Execution Status: SUCCEEDED
Scenario2:
Input file record count is increased to 1887 records
Record Length is 18 bytes. So file size is 1887 * 18 bytes = ~33 KB
Set to same transaction size 1000.
Execution Status: FAILED
Error Message: DataWrap2ODBC::SendBatch: [Hortonworks][Hardy] (34) Error from server: Bad Status: HTTP/1.1 500 Server Error. Insert into emp_alteryx(empid,empname,city) Values (?,?,?)
One of the article says this error 500 from Knox gateway was due to replay buffer size which is by default 8 kb. when we try to load 1887 records with 33kb with transaction size 1000 would be 33kb /2 = 16 kb approx. which is more than buffer size 8 kb and hence commit is failing to hold the data and henceforth error http 500. Moreover, transaction size keeping at low value would increase the data load time for huge volume of data.

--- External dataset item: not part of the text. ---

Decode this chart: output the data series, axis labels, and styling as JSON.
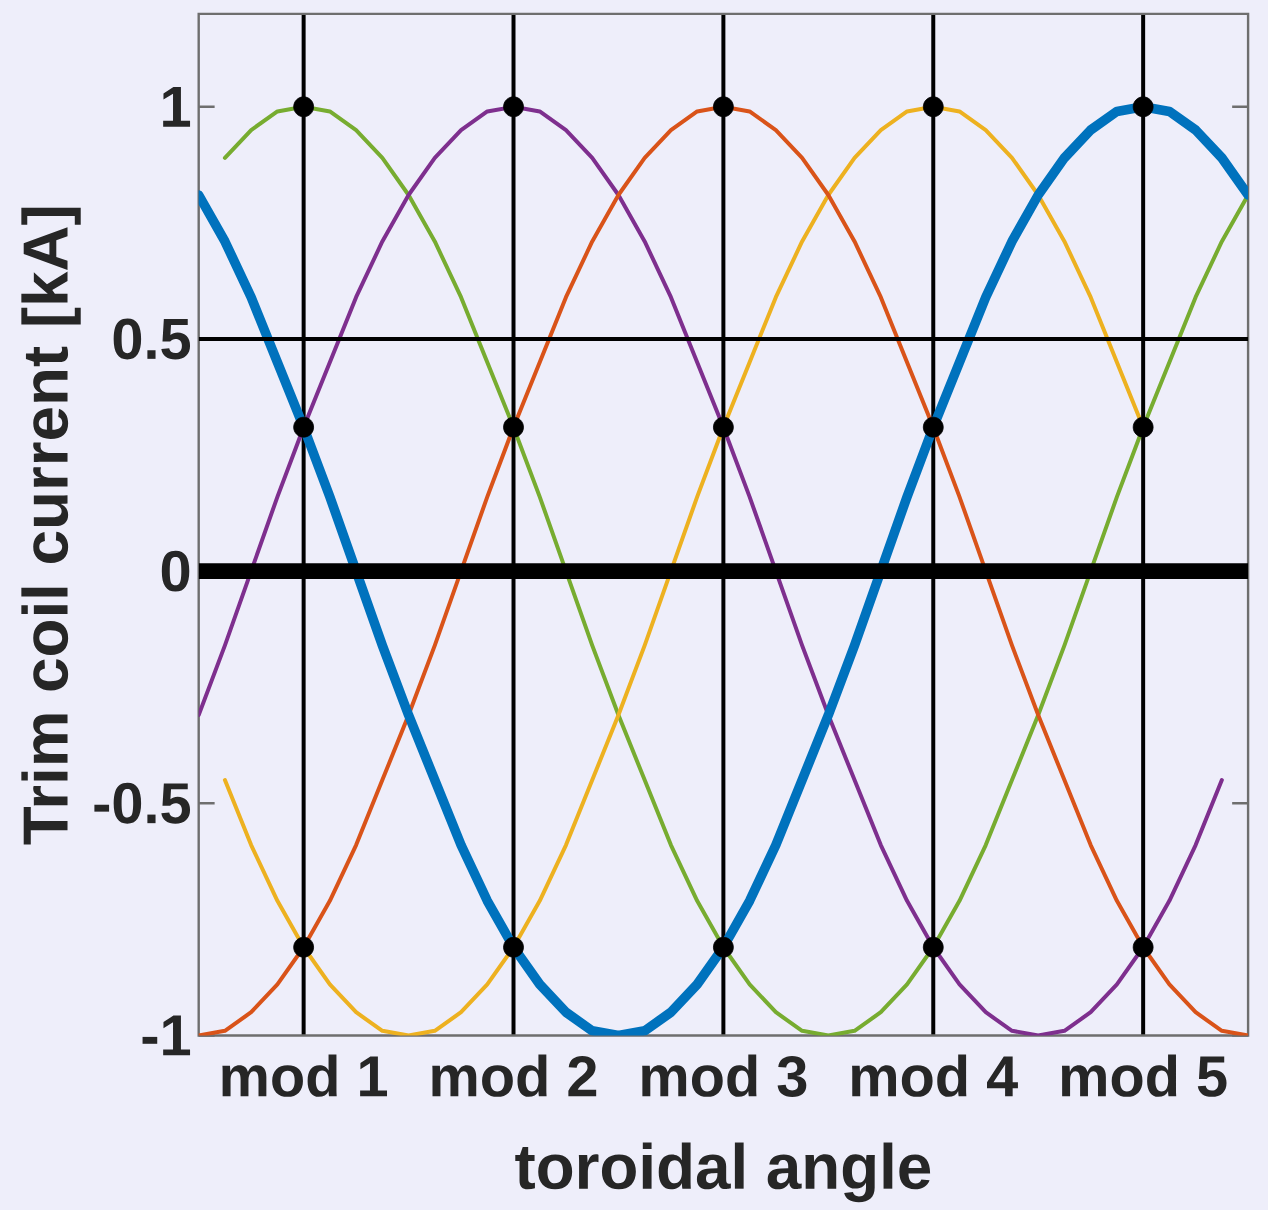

Surprise for me when the workflow fails for even less volume of data (1887 recs). Any ideas / suggestions on how this buffer size can be increased or any different solution on Alteryx instead of increasing replay buffer size on hive service.
Note: I tried in-db tools as well but ended up with same error. We don't have webhdfs enabled on our cluster. So streaming data to hdfs and loading to hive is also out of option for me.
Solved! Go to Solution.
Changing the code page to utf-8 did the magic. However, the performance of data load is bad.